Boston Marathon Bombing: City Returns to Business After Tragedy


The day after two powerful bombs exploded near the finish line of the Boston Marathon, killing at least three and wounding at least 140 more, a mile-square area of downtown Boston is still blocked off as a crime scene. Police are continuing their investigation throughout the city, and the effects are being felt throughout the country.

The New York Times is reporting that officials in New York and Washington have stepped up security at important locations. Near the White House, the Secret Service blocked off Pennsylvania Avenue out of what one official described as “an abundance of caution.” In New York City, Times Square was filled with police cars in the hours following the blasts.

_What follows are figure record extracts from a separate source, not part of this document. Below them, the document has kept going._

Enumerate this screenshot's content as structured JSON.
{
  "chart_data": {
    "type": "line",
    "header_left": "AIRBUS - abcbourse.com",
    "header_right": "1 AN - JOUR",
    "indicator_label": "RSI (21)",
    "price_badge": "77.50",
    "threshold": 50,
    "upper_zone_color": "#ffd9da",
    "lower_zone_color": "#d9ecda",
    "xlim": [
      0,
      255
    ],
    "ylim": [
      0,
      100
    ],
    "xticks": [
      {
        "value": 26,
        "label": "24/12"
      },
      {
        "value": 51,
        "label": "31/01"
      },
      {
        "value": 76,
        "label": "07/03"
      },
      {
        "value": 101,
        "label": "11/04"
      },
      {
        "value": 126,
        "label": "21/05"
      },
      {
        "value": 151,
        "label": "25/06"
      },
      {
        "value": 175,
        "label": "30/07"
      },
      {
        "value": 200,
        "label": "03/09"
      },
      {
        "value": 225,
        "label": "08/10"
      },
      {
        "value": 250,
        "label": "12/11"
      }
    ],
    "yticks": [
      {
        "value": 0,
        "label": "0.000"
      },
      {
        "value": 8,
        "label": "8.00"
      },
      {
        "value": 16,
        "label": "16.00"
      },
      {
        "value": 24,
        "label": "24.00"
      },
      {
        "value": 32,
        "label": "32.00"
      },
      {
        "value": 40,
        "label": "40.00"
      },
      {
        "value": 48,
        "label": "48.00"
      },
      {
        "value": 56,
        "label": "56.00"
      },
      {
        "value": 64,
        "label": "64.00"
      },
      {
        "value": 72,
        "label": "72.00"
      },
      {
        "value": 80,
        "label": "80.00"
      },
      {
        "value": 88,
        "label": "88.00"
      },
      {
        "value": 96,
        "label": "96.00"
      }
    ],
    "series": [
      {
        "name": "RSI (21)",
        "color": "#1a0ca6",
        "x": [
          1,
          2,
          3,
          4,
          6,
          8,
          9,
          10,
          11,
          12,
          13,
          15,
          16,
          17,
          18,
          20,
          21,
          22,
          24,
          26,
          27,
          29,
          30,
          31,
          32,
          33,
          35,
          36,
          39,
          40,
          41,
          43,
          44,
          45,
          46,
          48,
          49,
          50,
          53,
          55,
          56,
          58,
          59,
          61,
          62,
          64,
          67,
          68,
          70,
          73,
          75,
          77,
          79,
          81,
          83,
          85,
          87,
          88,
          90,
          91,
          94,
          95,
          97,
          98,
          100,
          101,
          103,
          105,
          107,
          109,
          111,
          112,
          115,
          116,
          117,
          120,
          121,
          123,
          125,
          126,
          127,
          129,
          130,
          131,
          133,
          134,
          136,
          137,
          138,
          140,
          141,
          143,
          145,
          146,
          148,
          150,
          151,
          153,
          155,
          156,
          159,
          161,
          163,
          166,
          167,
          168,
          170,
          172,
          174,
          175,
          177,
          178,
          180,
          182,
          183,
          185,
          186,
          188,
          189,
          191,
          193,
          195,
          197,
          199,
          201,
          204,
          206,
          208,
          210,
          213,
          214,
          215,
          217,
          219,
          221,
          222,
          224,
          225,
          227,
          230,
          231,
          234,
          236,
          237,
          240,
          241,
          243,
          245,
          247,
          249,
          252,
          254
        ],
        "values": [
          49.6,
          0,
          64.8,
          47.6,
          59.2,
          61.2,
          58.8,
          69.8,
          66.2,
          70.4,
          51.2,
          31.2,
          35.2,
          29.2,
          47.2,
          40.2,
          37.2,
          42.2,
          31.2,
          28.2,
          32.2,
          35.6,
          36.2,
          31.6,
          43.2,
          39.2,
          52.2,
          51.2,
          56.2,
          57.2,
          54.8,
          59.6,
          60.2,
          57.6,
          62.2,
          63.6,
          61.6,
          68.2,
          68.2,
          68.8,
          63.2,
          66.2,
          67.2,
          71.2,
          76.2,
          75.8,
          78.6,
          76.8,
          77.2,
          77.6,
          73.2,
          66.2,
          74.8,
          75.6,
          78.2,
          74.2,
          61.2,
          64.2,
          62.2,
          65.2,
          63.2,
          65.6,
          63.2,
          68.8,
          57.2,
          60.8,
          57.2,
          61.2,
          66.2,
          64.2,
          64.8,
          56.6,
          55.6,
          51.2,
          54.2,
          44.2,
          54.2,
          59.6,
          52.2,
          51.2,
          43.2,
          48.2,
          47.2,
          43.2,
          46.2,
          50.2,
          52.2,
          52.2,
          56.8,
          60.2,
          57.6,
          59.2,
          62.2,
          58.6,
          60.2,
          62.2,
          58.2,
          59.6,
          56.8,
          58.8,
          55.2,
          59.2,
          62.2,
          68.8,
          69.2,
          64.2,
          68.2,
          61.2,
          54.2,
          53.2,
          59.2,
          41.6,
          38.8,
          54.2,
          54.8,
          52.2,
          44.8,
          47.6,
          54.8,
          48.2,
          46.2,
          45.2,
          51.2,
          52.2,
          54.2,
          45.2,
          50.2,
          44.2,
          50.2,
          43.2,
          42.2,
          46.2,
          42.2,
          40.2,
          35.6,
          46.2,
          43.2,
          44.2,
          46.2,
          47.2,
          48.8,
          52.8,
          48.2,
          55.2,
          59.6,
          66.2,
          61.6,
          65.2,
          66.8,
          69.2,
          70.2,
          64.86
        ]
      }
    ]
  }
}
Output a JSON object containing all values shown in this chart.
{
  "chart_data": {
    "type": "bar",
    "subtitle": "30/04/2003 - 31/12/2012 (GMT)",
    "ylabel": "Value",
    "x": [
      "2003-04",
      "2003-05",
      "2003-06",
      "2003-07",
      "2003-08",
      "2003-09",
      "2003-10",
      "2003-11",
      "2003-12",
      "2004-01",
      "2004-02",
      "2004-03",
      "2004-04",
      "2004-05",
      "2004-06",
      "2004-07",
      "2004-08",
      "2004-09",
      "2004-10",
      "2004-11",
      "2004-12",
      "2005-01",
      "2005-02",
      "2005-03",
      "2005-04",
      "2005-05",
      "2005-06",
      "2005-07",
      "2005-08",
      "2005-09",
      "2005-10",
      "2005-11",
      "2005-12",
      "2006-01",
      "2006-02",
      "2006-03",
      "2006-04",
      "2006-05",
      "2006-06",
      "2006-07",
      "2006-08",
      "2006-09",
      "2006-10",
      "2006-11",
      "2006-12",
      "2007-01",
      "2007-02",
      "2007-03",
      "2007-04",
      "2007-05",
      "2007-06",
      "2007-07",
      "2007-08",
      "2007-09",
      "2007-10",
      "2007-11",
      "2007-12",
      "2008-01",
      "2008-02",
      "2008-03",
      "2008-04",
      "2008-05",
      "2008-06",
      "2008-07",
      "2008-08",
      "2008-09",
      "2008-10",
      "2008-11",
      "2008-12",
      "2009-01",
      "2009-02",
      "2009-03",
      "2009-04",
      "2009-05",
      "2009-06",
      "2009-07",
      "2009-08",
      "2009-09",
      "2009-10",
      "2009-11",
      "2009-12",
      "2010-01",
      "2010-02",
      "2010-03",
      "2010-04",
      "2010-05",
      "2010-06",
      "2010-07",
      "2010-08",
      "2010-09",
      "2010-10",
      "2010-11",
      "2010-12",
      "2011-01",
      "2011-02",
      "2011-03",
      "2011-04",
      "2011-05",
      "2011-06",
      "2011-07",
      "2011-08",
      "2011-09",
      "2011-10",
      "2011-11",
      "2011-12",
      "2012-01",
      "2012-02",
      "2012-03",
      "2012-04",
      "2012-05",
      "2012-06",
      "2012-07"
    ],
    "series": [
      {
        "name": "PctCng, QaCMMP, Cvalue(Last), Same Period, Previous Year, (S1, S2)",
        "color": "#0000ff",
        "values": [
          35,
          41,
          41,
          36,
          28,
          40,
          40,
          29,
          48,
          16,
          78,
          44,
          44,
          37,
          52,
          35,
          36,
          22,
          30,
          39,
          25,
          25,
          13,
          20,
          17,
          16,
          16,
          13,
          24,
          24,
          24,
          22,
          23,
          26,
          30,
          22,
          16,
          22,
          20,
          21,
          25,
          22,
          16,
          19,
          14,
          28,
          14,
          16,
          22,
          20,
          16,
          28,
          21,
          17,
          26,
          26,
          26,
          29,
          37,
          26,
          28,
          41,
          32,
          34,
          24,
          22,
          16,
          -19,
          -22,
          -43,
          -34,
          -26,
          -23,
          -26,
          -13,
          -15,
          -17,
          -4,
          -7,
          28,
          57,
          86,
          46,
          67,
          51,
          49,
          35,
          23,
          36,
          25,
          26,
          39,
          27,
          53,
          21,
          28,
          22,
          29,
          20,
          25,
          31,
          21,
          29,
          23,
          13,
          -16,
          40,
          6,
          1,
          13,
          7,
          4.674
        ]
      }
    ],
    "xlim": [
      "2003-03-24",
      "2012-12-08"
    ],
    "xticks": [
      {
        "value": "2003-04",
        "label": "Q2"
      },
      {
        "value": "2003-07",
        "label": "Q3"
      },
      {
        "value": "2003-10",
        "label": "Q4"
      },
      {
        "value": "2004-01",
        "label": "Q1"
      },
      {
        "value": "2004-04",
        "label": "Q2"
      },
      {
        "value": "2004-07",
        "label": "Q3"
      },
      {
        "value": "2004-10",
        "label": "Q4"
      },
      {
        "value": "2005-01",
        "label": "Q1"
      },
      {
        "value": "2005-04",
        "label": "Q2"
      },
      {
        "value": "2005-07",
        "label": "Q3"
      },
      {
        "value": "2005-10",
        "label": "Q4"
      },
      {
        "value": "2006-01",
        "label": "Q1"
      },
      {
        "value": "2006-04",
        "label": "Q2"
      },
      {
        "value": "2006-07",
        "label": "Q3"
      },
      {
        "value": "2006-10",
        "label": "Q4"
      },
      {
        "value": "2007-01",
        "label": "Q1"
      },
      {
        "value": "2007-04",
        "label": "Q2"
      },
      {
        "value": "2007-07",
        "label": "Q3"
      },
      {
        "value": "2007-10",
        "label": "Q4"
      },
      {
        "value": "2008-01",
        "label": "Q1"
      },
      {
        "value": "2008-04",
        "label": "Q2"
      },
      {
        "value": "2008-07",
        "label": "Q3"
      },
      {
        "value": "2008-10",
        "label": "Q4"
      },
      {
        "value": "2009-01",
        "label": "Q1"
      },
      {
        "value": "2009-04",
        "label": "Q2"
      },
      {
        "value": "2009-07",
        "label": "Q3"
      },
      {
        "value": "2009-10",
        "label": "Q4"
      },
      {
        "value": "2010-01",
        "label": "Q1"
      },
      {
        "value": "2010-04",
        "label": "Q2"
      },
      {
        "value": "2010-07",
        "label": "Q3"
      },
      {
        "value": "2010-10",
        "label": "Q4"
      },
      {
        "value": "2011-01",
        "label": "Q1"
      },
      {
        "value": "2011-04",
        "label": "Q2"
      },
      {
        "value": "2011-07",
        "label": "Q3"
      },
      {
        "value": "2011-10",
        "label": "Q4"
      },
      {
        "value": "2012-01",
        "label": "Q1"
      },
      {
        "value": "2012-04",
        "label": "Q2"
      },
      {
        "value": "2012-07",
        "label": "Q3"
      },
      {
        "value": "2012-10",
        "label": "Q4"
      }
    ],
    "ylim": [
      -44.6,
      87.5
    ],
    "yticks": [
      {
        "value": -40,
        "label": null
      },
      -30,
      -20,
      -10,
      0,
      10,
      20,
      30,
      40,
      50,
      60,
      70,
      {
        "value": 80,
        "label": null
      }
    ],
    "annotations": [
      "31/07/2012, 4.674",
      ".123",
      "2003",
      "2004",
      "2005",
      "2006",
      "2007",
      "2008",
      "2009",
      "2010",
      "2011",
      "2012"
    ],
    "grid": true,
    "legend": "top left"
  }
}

In Boston itself, police officials effectively closed a large part of the Back Bay neighborhood, which surrounds the blast site; some transit stops were closed; planes were briefly grounded at Boston Logan International Airport and the Boston Symphony Orchestra canceled its Monday night concert. A Boston Celtics game scheduled for Tuesday was also canceled.

Boston was bracing for a heightened law enforcement presence on Tuesday, with its transit riders subject to random checks of their backpacks and bags, and many streets in the center of the city likely to be closed to traffic as the investigation continues. Gov. Deval Patrick said on Monday night that “the city of Boston is open and will be open tomorrow, but it will not be business as usual.”

The authorities have not announced any arrests as yet, and no one has claimed responsibility for the crime so far.